Experimental program
Comparison scheme
Effect test

Embodiment 1

[0061] Cloning of the CsRyR Gene of Chipotle Borer Nitin Receptor

[0062] 1. Homogenize the 4th instar Chilo borer larvae with the Trizol method to extract total RNA and transcribe it into cDNA:

[0063] Use TransScript TM II Reverse Transcriptase for reverse transcription experiments.

[0064] reaction system:

[0065]

[0066] Reaction conditions: 65°C, 5 minutes, immediately place on ice for 2 minutes, then add the following components:

[0067]

[0068] Reaction conditions: 30°C, 10min 42°C, 30min 95°C, 5min

[0069] 2. PCR amplification of the full-length gene sequence

[0070] PCR amplification using Roche's Expand Long Range dNTPack

[0071] reaction system:

[0072]

[0073] Reaction conditions:

[0074] The final product is a full-length sequence (SEQ ID NO: 1, ie Sequence Listing 1) containing Not1 and Apa1 restriction endonucleases at both ends.

Embodiment 2

[0076] Expression of the receptor protein CsRyR of Chilo suppressalis in HEK-293 cell line

[0077] 1. Cloning the CsRyR gene sequence (SEQ ID NO: 1) obtained by cloning into the pcDNA3 expression vector and preparing the Not I digestion reaction of the pcDNA3 expression vector

[0078] reaction system:

[0079]

[0080] Reaction condition: 37℃ 4hours

[0081] Use TaKaRa DNA Fragment Purification Kit to purify the above digestion product; obtain pCDNA3-Not I.

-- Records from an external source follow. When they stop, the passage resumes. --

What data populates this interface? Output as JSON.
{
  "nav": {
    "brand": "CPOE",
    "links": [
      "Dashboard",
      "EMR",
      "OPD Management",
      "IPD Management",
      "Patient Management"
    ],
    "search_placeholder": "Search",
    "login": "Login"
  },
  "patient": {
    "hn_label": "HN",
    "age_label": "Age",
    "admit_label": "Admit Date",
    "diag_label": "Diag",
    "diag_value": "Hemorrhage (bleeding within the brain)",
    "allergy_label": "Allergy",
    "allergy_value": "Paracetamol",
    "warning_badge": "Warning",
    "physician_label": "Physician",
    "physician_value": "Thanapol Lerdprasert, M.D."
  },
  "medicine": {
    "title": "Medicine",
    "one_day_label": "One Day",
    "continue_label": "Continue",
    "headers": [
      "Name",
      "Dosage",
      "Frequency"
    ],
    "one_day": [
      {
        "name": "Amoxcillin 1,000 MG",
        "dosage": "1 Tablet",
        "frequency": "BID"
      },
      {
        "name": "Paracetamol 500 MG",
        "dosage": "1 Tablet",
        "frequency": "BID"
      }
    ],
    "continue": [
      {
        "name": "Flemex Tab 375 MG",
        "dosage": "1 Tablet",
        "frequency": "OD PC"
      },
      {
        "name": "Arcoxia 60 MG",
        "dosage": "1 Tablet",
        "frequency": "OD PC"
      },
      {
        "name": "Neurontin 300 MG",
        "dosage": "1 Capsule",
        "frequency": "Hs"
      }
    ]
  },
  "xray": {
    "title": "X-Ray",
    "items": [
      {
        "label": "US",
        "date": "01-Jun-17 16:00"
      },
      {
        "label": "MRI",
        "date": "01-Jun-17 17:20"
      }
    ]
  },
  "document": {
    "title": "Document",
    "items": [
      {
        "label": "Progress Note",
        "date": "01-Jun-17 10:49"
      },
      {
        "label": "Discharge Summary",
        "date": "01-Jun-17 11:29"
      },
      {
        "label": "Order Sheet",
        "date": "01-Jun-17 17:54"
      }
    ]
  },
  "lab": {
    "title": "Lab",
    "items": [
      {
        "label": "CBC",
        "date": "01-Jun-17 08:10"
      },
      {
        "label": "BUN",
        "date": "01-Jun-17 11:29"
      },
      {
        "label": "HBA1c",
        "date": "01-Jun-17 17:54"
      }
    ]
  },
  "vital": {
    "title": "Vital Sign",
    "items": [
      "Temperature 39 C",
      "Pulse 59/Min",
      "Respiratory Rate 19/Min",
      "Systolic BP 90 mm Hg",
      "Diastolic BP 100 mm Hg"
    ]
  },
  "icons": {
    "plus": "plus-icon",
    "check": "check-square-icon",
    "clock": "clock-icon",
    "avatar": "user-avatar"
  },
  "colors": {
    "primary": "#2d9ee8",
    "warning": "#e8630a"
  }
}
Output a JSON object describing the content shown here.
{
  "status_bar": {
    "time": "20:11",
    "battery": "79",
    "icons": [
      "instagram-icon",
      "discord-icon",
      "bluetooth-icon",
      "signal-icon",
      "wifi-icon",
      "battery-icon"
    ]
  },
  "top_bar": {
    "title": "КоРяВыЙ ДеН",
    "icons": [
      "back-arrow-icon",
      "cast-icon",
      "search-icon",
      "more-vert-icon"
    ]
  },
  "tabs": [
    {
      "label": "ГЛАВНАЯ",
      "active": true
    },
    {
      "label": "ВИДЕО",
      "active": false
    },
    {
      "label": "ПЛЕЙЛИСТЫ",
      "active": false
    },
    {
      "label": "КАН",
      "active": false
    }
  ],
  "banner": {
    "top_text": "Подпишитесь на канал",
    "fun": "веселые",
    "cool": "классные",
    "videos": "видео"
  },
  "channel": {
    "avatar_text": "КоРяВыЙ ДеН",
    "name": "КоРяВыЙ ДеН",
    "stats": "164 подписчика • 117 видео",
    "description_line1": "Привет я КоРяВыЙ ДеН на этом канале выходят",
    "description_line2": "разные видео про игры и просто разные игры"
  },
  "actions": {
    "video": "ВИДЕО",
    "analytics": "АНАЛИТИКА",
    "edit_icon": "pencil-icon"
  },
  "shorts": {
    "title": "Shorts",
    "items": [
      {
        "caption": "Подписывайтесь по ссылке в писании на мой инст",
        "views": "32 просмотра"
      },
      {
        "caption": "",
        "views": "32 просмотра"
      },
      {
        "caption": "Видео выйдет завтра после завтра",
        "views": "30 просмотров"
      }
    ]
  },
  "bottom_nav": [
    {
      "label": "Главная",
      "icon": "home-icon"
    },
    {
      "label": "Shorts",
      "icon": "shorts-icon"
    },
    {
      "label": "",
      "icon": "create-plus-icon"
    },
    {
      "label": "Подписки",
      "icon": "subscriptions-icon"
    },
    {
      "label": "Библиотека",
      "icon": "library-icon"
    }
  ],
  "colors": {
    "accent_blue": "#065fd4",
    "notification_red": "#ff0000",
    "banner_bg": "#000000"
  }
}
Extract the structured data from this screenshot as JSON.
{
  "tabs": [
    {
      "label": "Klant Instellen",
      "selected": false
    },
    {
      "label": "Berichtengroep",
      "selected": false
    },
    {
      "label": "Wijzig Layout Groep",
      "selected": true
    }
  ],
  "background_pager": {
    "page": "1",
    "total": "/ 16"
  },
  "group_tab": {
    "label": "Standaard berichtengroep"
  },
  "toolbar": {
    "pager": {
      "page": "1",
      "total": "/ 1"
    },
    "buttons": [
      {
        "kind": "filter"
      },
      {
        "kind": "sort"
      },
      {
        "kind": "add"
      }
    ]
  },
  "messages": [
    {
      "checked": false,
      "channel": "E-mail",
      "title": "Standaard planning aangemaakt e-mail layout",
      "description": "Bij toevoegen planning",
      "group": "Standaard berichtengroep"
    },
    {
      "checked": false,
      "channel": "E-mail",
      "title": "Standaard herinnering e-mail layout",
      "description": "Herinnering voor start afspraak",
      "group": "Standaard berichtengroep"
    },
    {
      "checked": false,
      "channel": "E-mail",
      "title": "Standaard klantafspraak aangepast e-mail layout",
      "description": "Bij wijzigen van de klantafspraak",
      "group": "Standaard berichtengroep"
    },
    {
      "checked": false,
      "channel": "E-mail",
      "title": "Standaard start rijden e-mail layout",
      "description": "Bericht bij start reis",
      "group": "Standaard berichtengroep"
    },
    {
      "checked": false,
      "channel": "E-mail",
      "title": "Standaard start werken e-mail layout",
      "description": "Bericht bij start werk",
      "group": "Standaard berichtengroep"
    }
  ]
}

[0082] Apa I digestion reaction

[0083] reaction system:

[0084] pCDNA3-Not I 42.5ul

[0085] 10×L Buffer 5ul

[0086] Apa I (10U / ul) 2.5ul

[0087] Reaction condition: 37℃ 4hours

[0088] Use the TaKaRa Agarose Gel DNA Purification Kit to cut the gel and recover the above digested products.

[0089] The sequence obtained in Example 1 was ligated into the above restriction vector with ligase to obtain the expression vector pcDNA3-CsRyR.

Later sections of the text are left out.